I guess from the description you gave it sounds like the medical physicist is responsible for most everything except talking with the patients. I know that is an oversimplification but is that sentiment correct? Thanks!
Definitely not, you are oversimplifying greatly.
Generally this is how it goes,
1. Radiation Oncologist receives new patient referral and sees patient. The decision whether or not to give radiation is solely in the hands of the Rad Onc. In addition to discussion with the patient, the Rad Onc is also responsible for reviewing relevant pathology, imaging, medical co-morbidities, etc. In addition, he is responsible for coordinating radiation with chemotherapy and/or surgery as appropriate. In addition, the Rad Onc must decide which treatment technique to use: IMRT, 3DCRT, clinical set-up, radiosurgery, etc. Also the total dose and fractionation scheme must be decided based on both literature and the clinician's own experience and judgement.

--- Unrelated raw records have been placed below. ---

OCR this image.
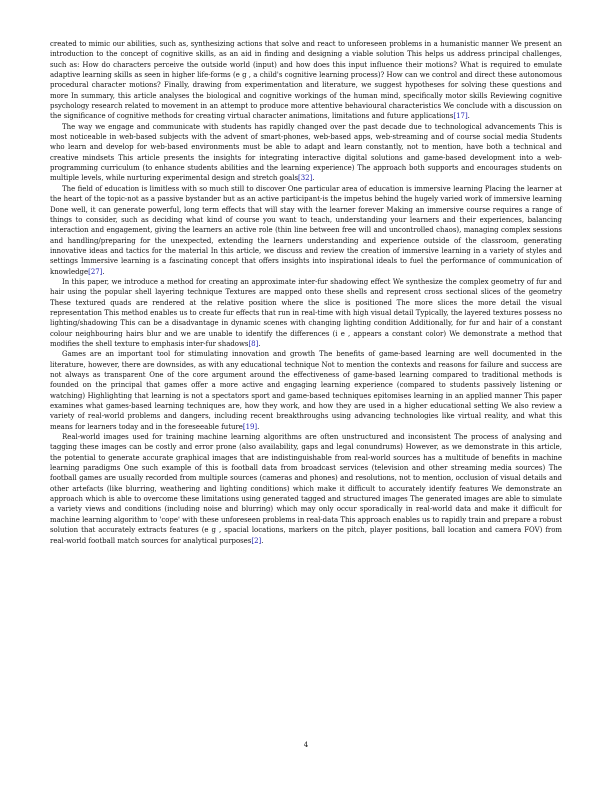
created to mimic our abilities, such as, synthesizing actions that solve and react to unforeseen problems in a humanistic manner We present an introduction to the concept of cognitive skills, as an aid in finding and designing a viable solution This helps us address principal challenges, such as: How do characters perceive the outside world (input) and how does this input influence their motions? What is required to emulate adaptive learning skills as seen in higher life-forms (e g , a child's cognitive learning process)? How can we control and direct these autonomous procedural character motions? Finally, drawing from experimentation and literature, we suggest hypotheses for solving these questions and more In summary, this article analyses the biological and cognitive workings of the human mind, specifically motor skills Reviewing cognitive psychology research related to movement in an attempt to produce more attentive behavioural characteristics We conclude with a discussion on the significance of cognitive methods for creating virtual character animations, limitations and future applications[17].

The way we engage and communicate with students has rapidly changed over the past decade due to technological advancements This is most noticeable in web-based subjects with the advent of smart-phones, web-based apps, web-streaming and of course social media Students who learn and develop for web-based environments must be able to adapt and learn constantly, not to mention, have both a technical and creative mindsets This article presents the insights for integrating interactive digital solutions and game-based development into a web-programming curriculum (to enhance students abilities and the learning experience) The approach both supports and encourages students on multiple levels, while nurturing experimental design and stretch goals[32].

The field of education is limitless with so much still to discover One particular area of education is immersive learning Placing the learner at the heart of the topic-not as a passive bystander but as an active participant-is the impetus behind the hugely varied work of immersive learning Done well, it can generate powerful, long term effects that will stay with the learner forever Making an immersive course requires a range of things to consider, such as deciding what kind of course you want to teach, understanding your learners and their experiences, balancing interaction and engagement, giving the learners an active role (thin line between free will and uncontrolled chaos), managing complex sessions and handling/preparing for the unexpected, extending the learners understanding and experience outside of the classroom, generating innovative ideas and tactics for the material In this article, we discuss and review the creation of immersive learning in a variety of styles and settings Immersive learning is a fascinating concept that offers insights into inspirational ideals to fuel the performance of communication of knowledge[27].

In this paper, we introduce a method for creating an approximate inter-fur shadowing effect We synthesize the complex geometry of fur and hair using the popular shell layering technique Textures are mapped onto these shells and represent cross sectional slices of the geometry These textured quads are rendered at the relative position where the slice is positioned The more slices the more detail the visual representation This method enables us to create fur effects that run in real-time with high visual detail Typically, the layered textures possess no lighting/shadowing This can be a disadvantage in dynamic scenes with changing lighting condition Additionally, for fur and hair of a constant colour neighbouring hairs blur and we are unable to identify the differences (i e , appears a constant color) We demonstrate a method that modifies the shell texture to emphasis inter-fur shadows[8].

Games are an important tool for stimulating innovation and growth The benefits of game-based learning are well documented in the literature, however, there are downsides, as with any educational technique Not to mention the contexts and reasons for failure and success are not always as transparent One of the core argument around the effectiveness of game-based learning compared to traditional methods is founded on the principal that games offer a more active and engaging learning experience (compared to students passively listening or watching) Highlighting that learning is not a spectators sport and game-based techniques epitomises learning in an applied manner This paper examines what games-based learning techniques are, how they work, and how they are used in a higher educational setting We also review a variety of real-world problems and dangers, including recent breakthroughs using advancing technologies like virtual reality, and what this means for learners today and in the foreseeable future[19].

Real-world images used for training machine learning algorithms are often unstructured and inconsistent The process of analysing and tagging these images can be costly and error prone (also availability, gaps and legal conundrums) However, as we demonstrate in this article, the potential to generate accurate graphical images that are indistinguishable from real-world sources has a multitude of benefits in machine learning paradigms One such example of this is football data from broadcast services (television and other streaming media sources) The football games are usually recorded from multiple sources (cameras and phones) and resolutions, not to mention, occlusion of visual details and other artefacts (like blurring, weathering and lighting conditions) which make it difficult to accurately identify features We demonstrate an approach which is able to overcome these limitations using generated tagged and structured images The generated images are able to simulate a variety views and conditions (including noise and blurring) which may only occur sporadically in real-world data and make it difficult for machine learning algorithm to 'cope' with these unforeseen problems in real-data This approach enables us to rapidly train and prepare a robust solution that accurately extracts features (e g , spacial locations, markers on the pitch, player positions, ball location and camera FOV) from real-world football match sources for analytical purposes[2].

4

2. The patient comes in for a simulation to map their anatomy for treatment. The Rad Onc must decide how the patient needs to be set-up. This can range from routine to very complex w/ much trial and error. The use of devices like alpha cradles, aquaplast masks, use of contrast agents, etc. are all considered based on the treatment site.
3. Once the patient's images are up-loaded to the treatment planning system the Rad Onc must define what needs to be treated. This is not so simple as drawing the tumor. The gross tumor volume must be specified in ADDITION to the margin around that must be treated. Nearby critical strucutres may make this decision more complex and involved. Also, involved and potentially involved nodal groups must be defined (this is not easy for sites such as head & neck). Finally, dose limits to organs at risk (such as spinal cord) must be defined for the treatment planners. If patients are being re-irradiated (often the case especially with metastatic patients) then this requires thought.
4. Once the dosimetrist and/or physicist come up with a plan there may be many rounds of optimization before the physician is satisfied. There are many CLINICAL parameters that are important to this process that the treatment planner may be unaware of. This is precisely why physicians need to be intimately involved in treatment planning.
5. When the patient starts treatment for the first time (and periodically thereafter) the Rad Onc must check the port films to verify that the patient is anatomically in the correct treatment position. All the fancy IMRT planning is for naught if the patient is not lined up correctly.
6. Every week during treatment the Rad Onc sees the patient and manages clinical problems. In many sites, radiation WILL cause significant acute/chronic issues which must be managed appropriately with medication, advice, or referral as appropriate.
7. After treatment the Rad Onc typically follows up with the patient (sometimes for years) and reviews relevant imaging, labs, and pathology for treatment effect and possible recurrence.
Therefore I submit to you while dosimetrists and physicists are indispensable to the radiation team the physician's job entails a little more than talking to patients.